Section 1404(a) permits transfer only to a district where the case "might have been brought," which requires consideration of the threshold question of whether the "transferee court [is] a place of proper venue." Spaeth v. Michigan State Univ. College of Law, 845 F.Supp.2d 48, 57 (D.D.C.2012) (alteration in original), quoting In re Scott, 709 F.2d 717, 720 (D.C.Cir. 1983). Venue is proper in "a judicial district in which a substantial part of the events or omissions giving rise to the claim occurred...." 28 U.S.C. § 1391(b)(2). In this case, venue is proper in the Western District of Virginia because defendants engaged in the conduct that led to plaintiff's alleged injury in that district.
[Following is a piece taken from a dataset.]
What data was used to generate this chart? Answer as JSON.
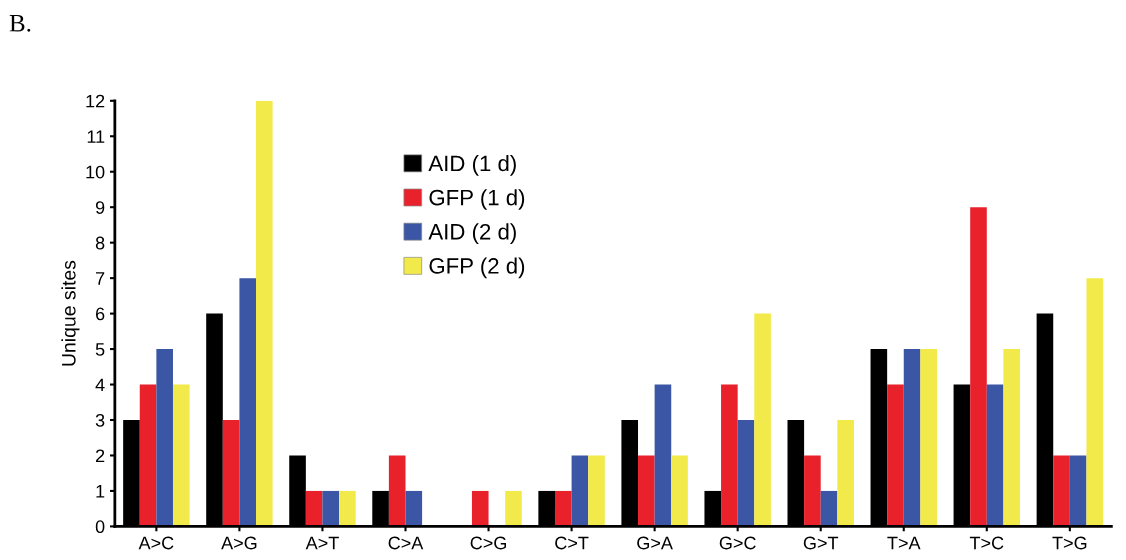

In exercising its broad discretion once the threshold question has been established, the Court must balance case-specific factors that include both the private interests of the parties and public interests such as efficiency and fairness. See Wilderness Soc'y v. Babbitt, 104 F.Supp.2d 10, 12 (D.D.C.2000). The private-interest factors to be considered include: (1) the plaintiff's choice of forum, unless the balance of convenience weighs strongly in favor of the defendants; (2) the defendants' choice of forum; (3) whether the claim arose elsewhere; (4) the convenience of the parties; (5) the convenience of the witnesses, but only to the extent that the witnesses may actually be unavailable for trial in one of the fora; and (6) the ease of access to sources of proof. Trout Unlimited
While courts should give deference to a plaintiff's choice of forum, this deference is weakened if plaintiff is not a resident of the forum or if another "jurisdiction has the stronger factual nexus." Peter B. v. CIA, 620 F.Supp.2d 58, 66 (D.D.C.2009), quoting Miller v. Insulation Contractors, Inc., 608 F.Supp.2d 97, 102 (D.D.C.2009) (internal quotation marks omitted). In this case, the events on which the claims are based took place at USP Lee, the alleged harm was inflicted there, and most of the witnesses and evidence reside there. Furthermore, it is in the interest of justice to transfer all of plaintiff's claims to a court that has jurisdiction and venue to hear them, rather than to retain some of the claims in this Court and to transfer or dismiss others. Therefore, the Court finds that it would be "for the convenience of parties and witnesses [and] in the interest of justice" to transfer the remaining claims to the Western District of Virginia under 28 U.S.C. sections 1404(a) and 1406(a).
For the foregoing reasons, the Court will grant defendants' motion to dismiss plaintiff's constitutional tort and conspiracy claims against defendant Bureau of Prisons and the other defendants in their official capacities for lack of subject matter jurisdiction under Rule 12(b)(1), and it will transfer the remaining claims to the United States District Court for the Western District of Virginia under 28 U.S.C. sections 1404(a) and 1406(a). A separate order will issue.